# The upward Force

1. Jun 20, 2007

### rafterman

I know that gravity causes the downward force, but to keep us in ballance there is an upward force.Can someone tell me what causes this upward force.

2. Jun 20, 2007

### FreeZin

normal reaction force

3. Jun 20, 2007

### mgb_phys

Your weight is trying to push the atoms in the floor closer together, the electrical charges in the atoms repel each other and push back.
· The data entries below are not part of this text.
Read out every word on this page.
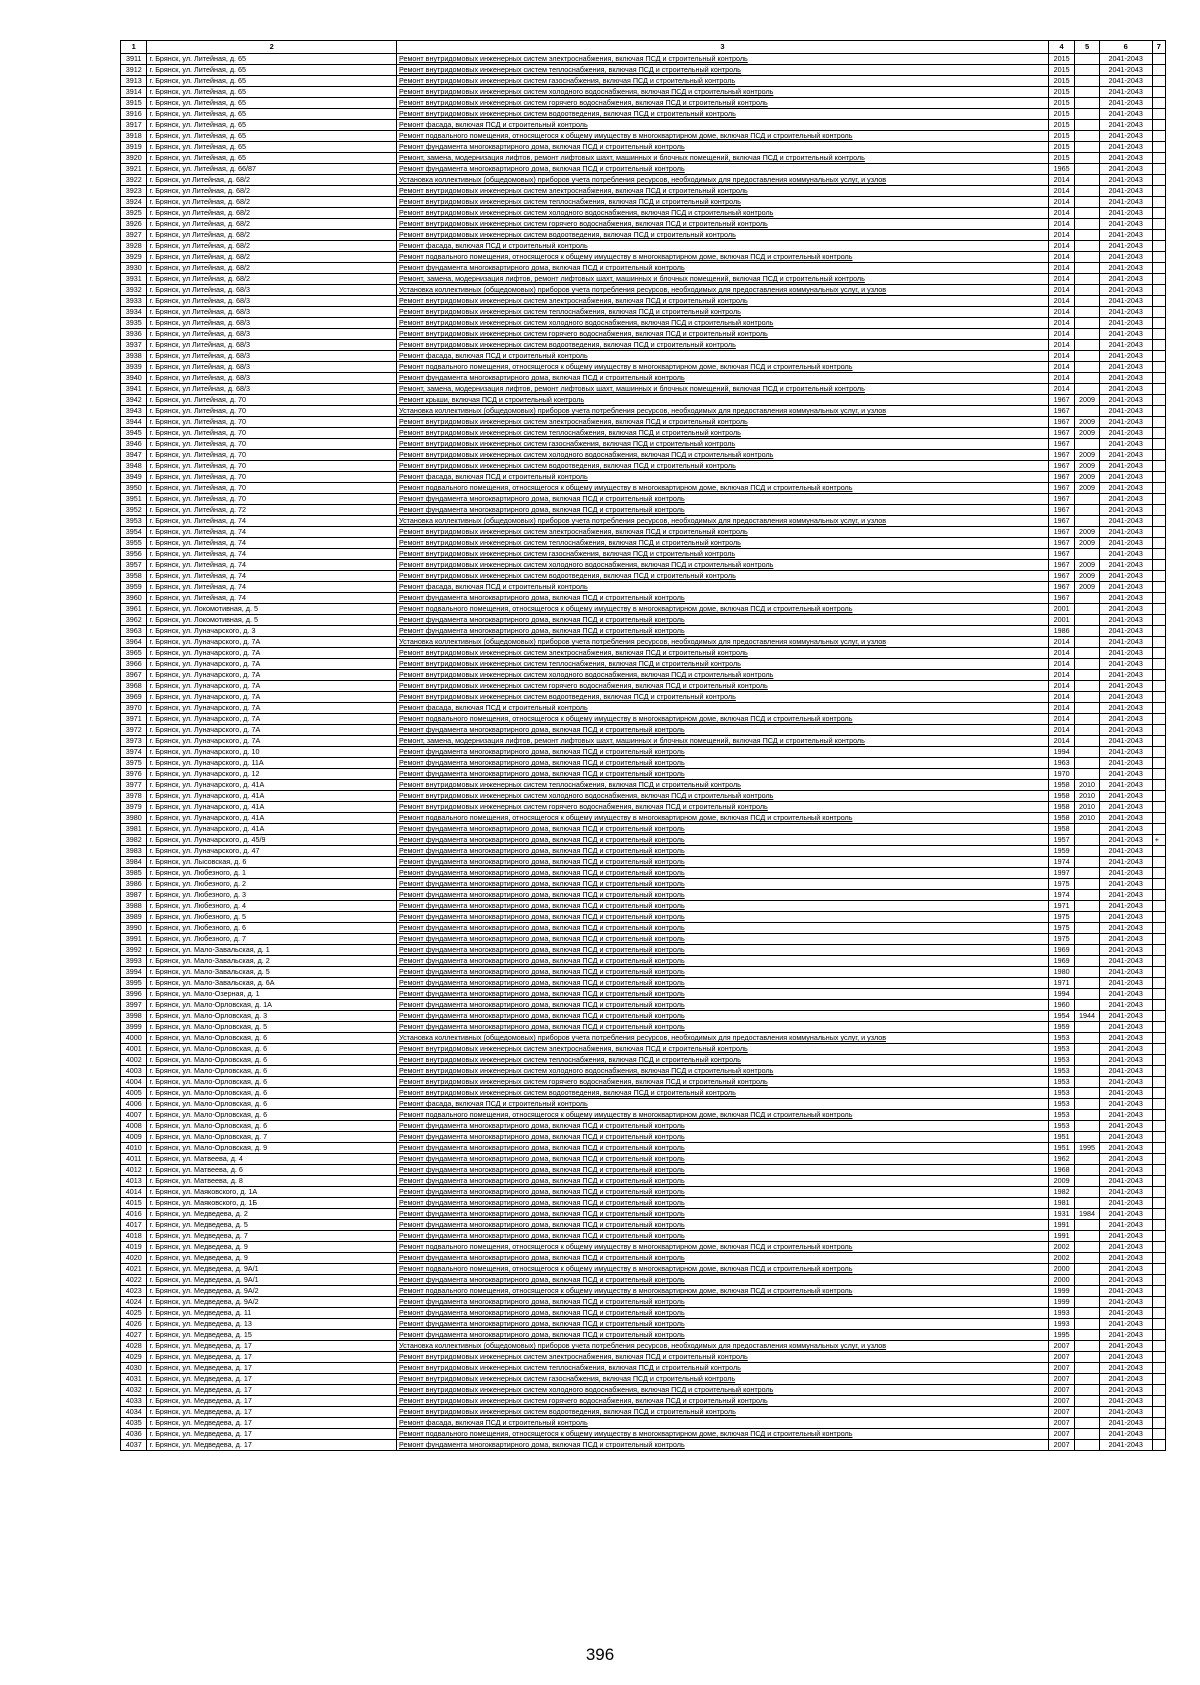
1	2	3	4	5	6	7
3911	г. Брянск, ул. Литейная, д. 65	Ремонт внутридомовых инженерных систем электроснабжения, включая ПСД и строительный контроль	2015		2041-2043	
3912	г. Брянск, ул. Литейная, д. 65	Ремонт внутридомовых инженерных систем теплоснабжения, включая ПСД и строительный контроль	2015		2041-2043	
3913	г. Брянск, ул. Литейная, д. 65	Ремонт внутридомовых инженерных систем газоснабжения, включая ПСД и строительный контроль	2015		2041-2043	
3914	г. Брянск, ул. Литейная, д. 65	Ремонт внутридомовых инженерных систем холодного водоснабжения, включая ПСД и строительный контроль	2015		2041-2043	
3915	г. Брянск, ул. Литейная, д. 65	Ремонт внутридомовых инженерных систем горячего водоснабжения, включая ПСД и строительный контроль	2015		2041-2043	
3916	г. Брянск, ул. Литейная, д. 65	Ремонт внутридомовых инженерных систем водоотведения, включая ПСД и строительный контроль	2015		2041-2043	
3917	г. Брянск, ул. Литейная, д. 65	Ремонт фасада, включая ПСД и строительный контроль	2015		2041-2043	
3918	г. Брянск, ул. Литейная, д. 65	Ремонт подвального помещения, относящегося к общему имуществу в многоквартирном доме, включая ПСД и строительный контроль	2015		2041-2043	
3919	г. Брянск, ул. Литейная, д. 65	Ремонт фундамента многоквартирного дома, включая ПСД и строительный контроль	2015		2041-2043	
3920	г. Брянск, ул. Литейная, д. 65	Ремонт, замена, модернизация лифтов, ремонт лифтовых шахт, машинных и блочных помещений, включая ПСД и строительный контроль	2015		2041-2043	
3921	г. Брянск, ул. Литейная, д. 66/87	Ремонт фундамента многоквартирного дома, включая ПСД и строительный контроль	1965		2041-2043	
3922	г. Брянск, ул Литейная, д. 68/2	Установка коллективных (общедомовых) приборов учета потребления ресурсов, необходимых для предоставления коммунальных услуг, и узлов	2014		2041-2043	
3923	г. Брянск, ул Литейная, д. 68/2	Ремонт внутридомовых инженерных систем электроснабжения, включая ПСД и строительный контроль	2014		2041-2043	
3924	г. Брянск, ул Литейная, д. 68/2	Ремонт внутридомовых инженерных систем теплоснабжения, включая ПСД и строительный контроль	2014		2041-2043	
3925	г. Брянск, ул Литейная, д. 68/2	Ремонт внутридомовых инженерных систем холодного водоснабжения, включая ПСД и строительный контроль	2014		2041-2043	
3926	г. Брянск, ул Литейная, д. 68/2	Ремонт внутридомовых инженерных систем горячего водоснабжения, включая ПСД и строительный контроль	2014		2041-2043	
3927	г. Брянск, ул Литейная, д. 68/2	Ремонт внутридомовых инженерных систем водоотведения, включая ПСД и строительный контроль	2014		2041-2043	
3928	г. Брянск, ул Литейная, д. 68/2	Ремонт фасада, включая ПСД и строительный контроль	2014		2041-2043	
3929	г. Брянск, ул Литейная, д. 68/2	Ремонт подвального помещения, относящегося к общему имуществу в многоквартирном доме, включая ПСД и строительный контроль	2014		2041-2043	
3930	г. Брянск, ул Литейная, д. 68/2	Ремонт фундамента многоквартирного дома, включая ПСД и строительный контроль	2014		2041-2043	
3931	г. Брянск, ул Литейная, д. 68/2	Ремонт, замена, модернизация лифтов, ремонт лифтовых шахт, машинных и блочных помещений, включая ПСД и строительный контроль	2014		2041-2043	
3932	г. Брянск, ул Литейная, д. 68/3	Установка коллективных (общедомовых) приборов учета потребления ресурсов, необходимых для предоставления коммунальных услуг, и узлов	2014		2041-2043	
3933	г. Брянск, ул Литейная, д. 68/3	Ремонт внутридомовых инженерных систем электроснабжения, включая ПСД и строительный контроль	2014		2041-2043	
3934	г. Брянск, ул Литейная, д. 68/3	Ремонт внутридомовых инженерных систем теплоснабжения, включая ПСД и строительный контроль	2014		2041-2043	
3935	г. Брянск, ул Литейная, д. 68/3	Ремонт внутридомовых инженерных систем холодного водоснабжения, включая ПСД и строительный контроль	2014		2041-2043	
3936	г. Брянск, ул Литейная, д. 68/3	Ремонт внутридомовых инженерных систем горячего водоснабжения, включая ПСД и строительный контроль	2014		2041-2043	
3937	г. Брянск, ул Литейная, д. 68/3	Ремонт внутридомовых инженерных систем водоотведения, включая ПСД и строительный контроль	2014		2041-2043	
3938	г. Брянск, ул Литейная, д. 68/3	Ремонт фасада, включая ПСД и строительный контроль	2014		2041-2043	
3939	г. Брянск, ул Литейная, д. 68/3	Ремонт подвального помещения, относящегося к общему имуществу в многоквартирном доме, включая ПСД и строительный контроль	2014		2041-2043	
3940	г. Брянск, ул Литейная, д. 68/3	Ремонт фундамента многоквартирного дома, включая ПСД и строительный контроль	2014		2041-2043	
3941	г. Брянск, ул Литейная, д. 68/3	Ремонт, замена, модернизация лифтов, ремонт лифтовых шахт, машинных и блочных помещений, включая ПСД и строительный контроль	2014		2041-2043	
3942	г. Брянск, ул. Литейная, д. 70	Ремонт крыши, включая ПСД и строительный контроль	1967	2009	2041-2043	
3943	г. Брянск, ул. Литейная, д. 70	Установка коллективных (общедомовых) приборов учета потребления ресурсов, необходимых для предоставления коммунальных услуг, и узлов	1967		2041-2043	
3944	г. Брянск, ул. Литейная, д. 70	Ремонт внутридомовых инженерных систем электроснабжения, включая ПСД и строительный контроль	1967	2009	2041-2043	
3945	г. Брянск, ул. Литейная, д. 70	Ремонт внутридомовых инженерных систем теплоснабжения, включая ПСД и строительный контроль	1967	2009	2041-2043	
3946	г. Брянск, ул. Литейная, д. 70	Ремонт внутридомовых инженерных систем газоснабжения, включая ПСД и строительный контроль	1967		2041-2043	
3947	г. Брянск, ул. Литейная, д. 70	Ремонт внутридомовых инженерных систем холодного водоснабжения, включая ПСД и строительный контроль	1967	2009	2041-2043	
3948	г. Брянск, ул. Литейная, д. 70	Ремонт внутридомовых инженерных систем водоотведения, включая ПСД и строительный контроль	1967	2009	2041-2043	
3949	г. Брянск, ул. Литейная, д. 70	Ремонт фасада, включая ПСД и строительный контроль	1967	2009	2041-2043	
3950	г. Брянск, ул. Литейная, д. 70	Ремонт подвального помещения, относящегося к общему имуществу в многоквартирном доме, включая ПСД и строительный контроль	1967	2009	2041-2043	
3951	г. Брянск, ул. Литейная, д. 70	Ремонт фундамента многоквартирного дома, включая ПСД и строительный контроль	1967		2041-2043	
3952	г. Брянск, ул. Литейная, д. 72	Ремонт фундамента многоквартирного дома, включая ПСД и строительный контроль	1967		2041-2043	
3953	г. Брянск, ул. Литейная, д. 74	Установка коллективных (общедомовых) приборов учета потребления ресурсов, необходимых для предоставления коммунальных услуг, и узлов	1967		2041-2043	
3954	г. Брянск, ул. Литейная, д. 74	Ремонт внутридомовых инженерных систем электроснабжения, включая ПСД и строительный контроль	1967	2009	2041-2043	
3955	г. Брянск, ул. Литейная, д. 74	Ремонт внутридомовых инженерных систем теплоснабжения, включая ПСД и строительный контроль	1967	2009	2041-2043	
3956	г. Брянск, ул. Литейная, д. 74	Ремонт внутридомовых инженерных систем газоснабжения, включая ПСД и строительный контроль	1967		2041-2043	
3957	г. Брянск, ул. Литейная, д. 74	Ремонт внутридомовых инженерных систем холодного водоснабжения, включая ПСД и строительный контроль	1967	2009	2041-2043	
3958	г. Брянск, ул. Литейная, д. 74	Ремонт внутридомовых инженерных систем водоотведения, включая ПСД и строительный контроль	1967	2009	2041-2043	
3959	г. Брянск, ул. Литейная, д. 74	Ремонт фасада, включая ПСД и строительный контроль	1967	2009	2041-2043	
3960	г. Брянск, ул. Литейная, д. 74	Ремонт фундамента многоквартирного дома, включая ПСД и строительный контроль	1967		2041-2043	
3961	г. Брянск, ул. Локомотивная, д. 5	Ремонт подвального помещения, относящегося к общему имуществу в многоквартирном доме, включая ПСД и строительный контроль	2001		2041-2043	
3962	г. Брянск, ул. Локомотивная, д. 5	Ремонт фундамента многоквартирного дома, включая ПСД и строительный контроль	2001		2041-2043	
3963	г. Брянск, ул. Луначарского, д. 3	Ремонт фундамента многоквартирного дома, включая ПСД и строительный контроль	1986		2041-2043	
3964	г. Брянск, ул. Луначарского, д. 7А	Установка коллективных (общедомовых) приборов учета потребления ресурсов, необходимых для предоставления коммунальных услуг, и узлов	2014		2041-2043	
3965	г. Брянск, ул. Луначарского, д. 7А	Ремонт внутридомовых инженерных систем электроснабжения, включая ПСД и строительный контроль	2014		2041-2043	
3966	г. Брянск, ул. Луначарского, д. 7А	Ремонт внутридомовых инженерных систем теплоснабжения, включая ПСД и строительный контроль	2014		2041-2043	
3967	г. Брянск, ул. Луначарского, д. 7А	Ремонт внутридомовых инженерных систем холодного водоснабжения, включая ПСД и строительный контроль	2014		2041-2043	
3968	г. Брянск, ул. Луначарского, д. 7А	Ремонт внутридомовых инженерных систем горячего водоснабжения, включая ПСД и строительный контроль	2014		2041-2043	
3969	г. Брянск, ул. Луначарского, д. 7А	Ремонт внутридомовых инженерных систем водоотведения, включая ПСД и строительный контроль	2014		2041-2043	
3970	г. Брянск, ул. Луначарского, д. 7А	Ремонт фасада, включая ПСД и строительный контроль	2014		2041-2043	
3971	г. Брянск, ул. Луначарского, д. 7А	Ремонт подвального помещения, относящегося к общему имуществу в многоквартирном доме, включая ПСД и строительный контроль	2014		2041-2043	
3972	г. Брянск, ул. Луначарского, д. 7А	Ремонт фундамента многоквартирного дома, включая ПСД и строительный контроль	2014		2041-2043	
3973	г. Брянск, ул. Луначарского, д. 7А	Ремонт, замена, модернизация лифтов, ремонт лифтовых шахт, машинных и блочных помещений, включая ПСД и строительный контроль	2014		2041-2043	
3974	г. Брянск, ул. Луначарского, д. 10	Ремонт фундамента многоквартирного дома, включая ПСД и строительный контроль	1994		2041-2043	
3975	г. Брянск, ул. Луначарского, д. 11А	Ремонт фундамента многоквартирного дома, включая ПСД и строительный контроль	1963		2041-2043	
3976	г. Брянск, ул. Луначарского, д. 12	Ремонт фундамента многоквартирного дома, включая ПСД и строительный контроль	1970		2041-2043	
3977	г. Брянск, ул. Луначарского, д. 41А	Ремонт внутридомовых инженерных систем теплоснабжения, включая ПСД и строительный контроль	1958	2010	2041-2043	
3978	г. Брянск, ул. Луначарского, д. 41А	Ремонт внутридомовых инженерных систем холодного водоснабжения, включая ПСД и строительный контроль	1958	2010	2041-2043	
3979	г. Брянск, ул. Луначарского, д. 41А	Ремонт внутридомовых инженерных систем горячего водоснабжения, включая ПСД и строительный контроль	1958	2010	2041-2043	
3980	г. Брянск, ул. Луначарского, д. 41А	Ремонт подвального помещения, относящегося к общему имуществу в многоквартирном доме, включая ПСД и строительный контроль	1958	2010	2041-2043	
3981	г. Брянск, ул. Луначарского, д. 41А	Ремонт фундамента многоквартирного дома, включая ПСД и строительный контроль	1958		2041-2043	
3982	г. Брянск, ул. Луначарского, д. 45/9	Ремонт фундамента многоквартирного дома, включая ПСД и строительный контроль	1957		2041-2043	+
3983	г. Брянск, ул. Луначарского, д. 47	Ремонт фундамента многоквартирного дома, включая ПСД и строительный контроль	1959		2041-2043	
3984	г. Брянск, ул. Лысовская, д. 6	Ремонт фундамента многоквартирного дома, включая ПСД и строительный контроль	1974		2041-2043	
3985	г. Брянск, ул. Любезного, д. 1	Ремонт фундамента многоквартирного дома, включая ПСД и строительный контроль	1997		2041-2043	
3986	г. Брянск, ул. Любезного, д. 2	Ремонт фундамента многоквартирного дома, включая ПСД и строительный контроль	1975		2041-2043	
3987	г. Брянск, ул. Любезного, д. 3	Ремонт фундамента многоквартирного дома, включая ПСД и строительный контроль	1974		2041-2043	
3988	г. Брянск, ул. Любезного, д. 4	Ремонт фундамента многоквартирного дома, включая ПСД и строительный контроль	1971		2041-2043	
3989	г. Брянск, ул. Любезного, д. 5	Ремонт фундамента многоквартирного дома, включая ПСД и строительный контроль	1975		2041-2043	
3990	г. Брянск, ул. Любезного, д. 6	Ремонт фундамента многоквартирного дома, включая ПСД и строительный контроль	1975		2041-2043	
3991	г. Брянск, ул. Любезного, д. 7	Ремонт фундамента многоквартирного дома, включая ПСД и строительный контроль	1975		2041-2043	
3992	г. Брянск, ул. Мало-Завальская, д. 1	Ремонт фундамента многоквартирного дома, включая ПСД и строительный контроль	1969		2041-2043	
3993	г. Брянск, ул. Мало-Завальская, д. 2	Ремонт фундамента многоквартирного дома, включая ПСД и строительный контроль	1969		2041-2043	
3994	г. Брянск, ул. Мало-Завальская, д. 5	Ремонт фундамента многоквартирного дома, включая ПСД и строительный контроль	1980		2041-2043	
3995	г. Брянск, ул. Мало-Завальская, д. 6А	Ремонт фундамента многоквартирного дома, включая ПСД и строительный контроль	1971		2041-2043	
3996	г. Брянск, ул. Мало-Озерная, д. 1	Ремонт фундамента многоквартирного дома, включая ПСД и строительный контроль	1994		2041-2043	
3997	г. Брянск, ул. Мало-Орловская, д. 1А	Ремонт фундамента многоквартирного дома, включая ПСД и строительный контроль	1960		2041-2043	
3998	г. Брянск, ул. Мало-Орловская, д. 3	Ремонт фундамента многоквартирного дома, включая ПСД и строительный контроль	1954	1944	2041-2043	
3999	г. Брянск, ул. Мало-Орловская, д. 5	Ремонт фундамента многоквартирного дома, включая ПСД и строительный контроль	1959		2041-2043	
4000	г. Брянск, ул. Мало-Орловская, д. 6	Установка коллективных (общедомовых) приборов учета потребления ресурсов, необходимых для предоставления коммунальных услуг, и узлов	1953		2041-2043	
4001	г. Брянск, ул. Мало-Орловская, д. 6	Ремонт внутридомовых инженерных систем электроснабжения, включая ПСД и строительный контроль	1953		2041-2043	
4002	г. Брянск, ул. Мало-Орловская, д. 6	Ремонт внутридомовых инженерных систем теплоснабжения, включая ПСД и строительный контроль	1953		2041-2043	
4003	г. Брянск, ул. Мало-Орловская, д. 6	Ремонт внутридомовых инженерных систем холодного водоснабжения, включая ПСД и строительный контроль	1953		2041-2043	
4004	г. Брянск, ул. Мало-Орловская, д. 6	Ремонт внутридомовых инженерных систем горячего водоснабжения, включая ПСД и строительный контроль	1953		2041-2043	
4005	г. Брянск, ул. Мало-Орловская, д. 6	Ремонт внутридомовых инженерных систем водоотведения, включая ПСД и строительный контроль	1953		2041-2043	
4006	г. Брянск, ул. Мало-Орловская, д. 6	Ремонт фасада, включая ПСД и строительный контроль	1953		2041-2043	
4007	г. Брянск, ул. Мало-Орловская, д. 6	Ремонт подвального помещения, относящегося к общему имуществу в многоквартирном доме, включая ПСД и строительный контроль	1953		2041-2043	
4008	г. Брянск, ул. Мало-Орловская, д. 6	Ремонт фундамента многоквартирного дома, включая ПСД и строительный контроль	1953		2041-2043	
4009	г. Брянск, ул. Мало-Орловская, д. 7	Ремонт фундамента многоквартирного дома, включая ПСД и строительный контроль	1951		2041-2043	
4010	г. Брянск, ул. Мало-Орловская, д. 9	Ремонт фундамента многоквартирного дома, включая ПСД и строительный контроль	1951	1995	2041-2043	
4011	г. Брянск, ул. Матвеева, д. 4	Ремонт фундамента многоквартирного дома, включая ПСД и строительный контроль	1962		2041-2043	
4012	г. Брянск, ул. Матвеева, д. 6	Ремонт фундамента многоквартирного дома, включая ПСД и строительный контроль	1968		2041-2043	
4013	г. Брянск, ул. Матвеева, д. 8	Ремонт фундамента многоквартирного дома, включая ПСД и строительный контроль	2009		2041-2043	
4014	г. Брянск, ул. Маяковского, д. 1А	Ремонт фундамента многоквартирного дома, включая ПСД и строительный контроль	1982		2041-2043	
4015	г. Брянск, ул. Маяковского, д. 1Б	Ремонт фундамента многоквартирного дома, включая ПСД и строительный контроль	1981		2041-2043	
4016	г. Брянск, ул. Медведева, д. 2	Ремонт фундамента многоквартирного дома, включая ПСД и строительный контроль	1931	1984	2041-2043	
4017	г. Брянск, ул. Медведева, д. 5	Ремонт фундамента многоквартирного дома, включая ПСД и строительный контроль	1991		2041-2043	
4018	г. Брянск, ул. Медведева, д. 7	Ремонт фундамента многоквартирного дома, включая ПСД и строительный контроль	1991		2041-2043	
4019	г. Брянск, ул. Медведева, д. 9	Ремонт подвального помещения, относящегося к общему имуществу в многоквартирном доме, включая ПСД и строительный контроль	2002		2041-2043	
4020	г. Брянск, ул. Медведева, д. 9	Ремонт фундамента многоквартирного дома, включая ПСД и строительный контроль	2002		2041-2043	
4021	г. Брянск, ул. Медведева, д. 9А/1	Ремонт подвального помещения, относящегося к общему имуществу в многоквартирном доме, включая ПСД и строительный контроль	2000		2041-2043	
4022	г. Брянск, ул. Медведева, д. 9А/1	Ремонт фундамента многоквартирного дома, включая ПСД и строительный контроль	2000		2041-2043	
4023	г. Брянск, ул. Медведева, д. 9А/2	Ремонт подвального помещения, относящегося к общему имуществу в многоквартирном доме, включая ПСД и строительный контроль	1999		2041-2043	
4024	г. Брянск, ул. Медведева, д. 9А/2	Ремонт фундамента многоквартирного дома, включая ПСД и строительный контроль	1999		2041-2043	
4025	г. Брянск, ул. Медведева, д. 11	Ремонт фундамента многоквартирного дома, включая ПСД и строительный контроль	1993		2041-2043	
4026	г. Брянск, ул. Медведева, д. 13	Ремонт фундамента многоквартирного дома, включая ПСД и строительный контроль	1993		2041-2043	
4027	г. Брянск, ул. Медведева, д. 15	Ремонт фундамента многоквартирного дома, включая ПСД и строительный контроль	1995		2041-2043	
4028	г. Брянск, ул. Медведева, д. 17	Установка коллективных (общедомовых) приборов учета потребления ресурсов, необходимых для предоставления коммунальных услуг, и узлов	2007		2041-2043	
4029	г. Брянск, ул. Медведева, д. 17	Ремонт внутридомовых инженерных систем электроснабжения, включая ПСД и строительный контроль	2007		2041-2043	
4030	г. Брянск, ул. Медведева, д. 17	Ремонт внутридомовых инженерных систем теплоснабжения, включая ПСД и строительный контроль	2007		2041-2043	
4031	г. Брянск, ул. Медведева, д. 17	Ремонт внутридомовых инженерных систем газоснабжения, включая ПСД и строительный контроль	2007		2041-2043	
4032	г. Брянск, ул. Медведева, д. 17	Ремонт внутридомовых инженерных систем холодного водоснабжения, включая ПСД и строительный контроль	2007		2041-2043	
4033	г. Брянск, ул. Медведева, д. 17	Ремонт внутридомовых инженерных систем горячего водоснабжения, включая ПСД и строительный контроль	2007		2041-2043	
4034	г. Брянск, ул. Медведева, д. 17	Ремонт внутридомовых инженерных систем водоотведения, включая ПСД и строительный контроль	2007		2041-2043	
4035	г. Брянск, ул. Медведева, д. 17	Ремонт фасада, включая ПСД и строительный контроль	2007		2041-2043	
4036	г. Брянск, ул. Медведева, д. 17	Ремонт подвального помещения, относящегося к общему имуществу в многоквартирном доме, включая ПСД и строительный контроль	2007		2041-2043	
4037	г. Брянск, ул. Медведева, д. 17	Ремонт фундамента многоквартирного дома, включая ПСД и строительный контроль	2007		2041-2043	
396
Strangley most phyiscs classes don't seem to mention this - the reaction force is treated as just a book keeping exercise to make all the forces balance.

4. Feb 11, 2010

### Grhymn

I get this, but I don't understand why the pressure must be the same in every direction. If you take a small cube in a fluid at rest, the net force must be zero. So pressure must be equal on opposite sites. But why does this mean that the horizontal pressure must equal to vertical pressure?

5. Feb 11, 2010

### mgb_phys

That's a slightly different question - but yes.
It's difficult to immediately see why the force on the walls of the bottom of a tank of water is the same as the force on the base.
Imagine something heavy that can easily flow, like oiled ball bearings.
Now picture a large box full of them and you cut a hole in the side - you would need a lot of force to hold back the balls. The force of them coming out of a hole in the side, near the bottom, is pretty much the same as the force of them coming out of the bottom - there is still the same weight of all the balls on top of them.

The same thing applies to water or air, or any other fluid - the pressure acts in all directions because the particles are being pushed out in all directions by the weight of the fluid above them

6. Feb 11, 2010

### Grhymn

I see, thank you!

7. Feb 11, 2010

### Repainted

Speaking of pressure, is there a way to show a fluid exerts equal pressure in all directions mathematically? Like for ideal gases we can use the assumption that collisions with the walls of the container are perfectly elastic to show that pV =1/3Nm<v^2> where <v^2> is the mean square speed of the particles.

Is there some other mathematics for a fluid as well?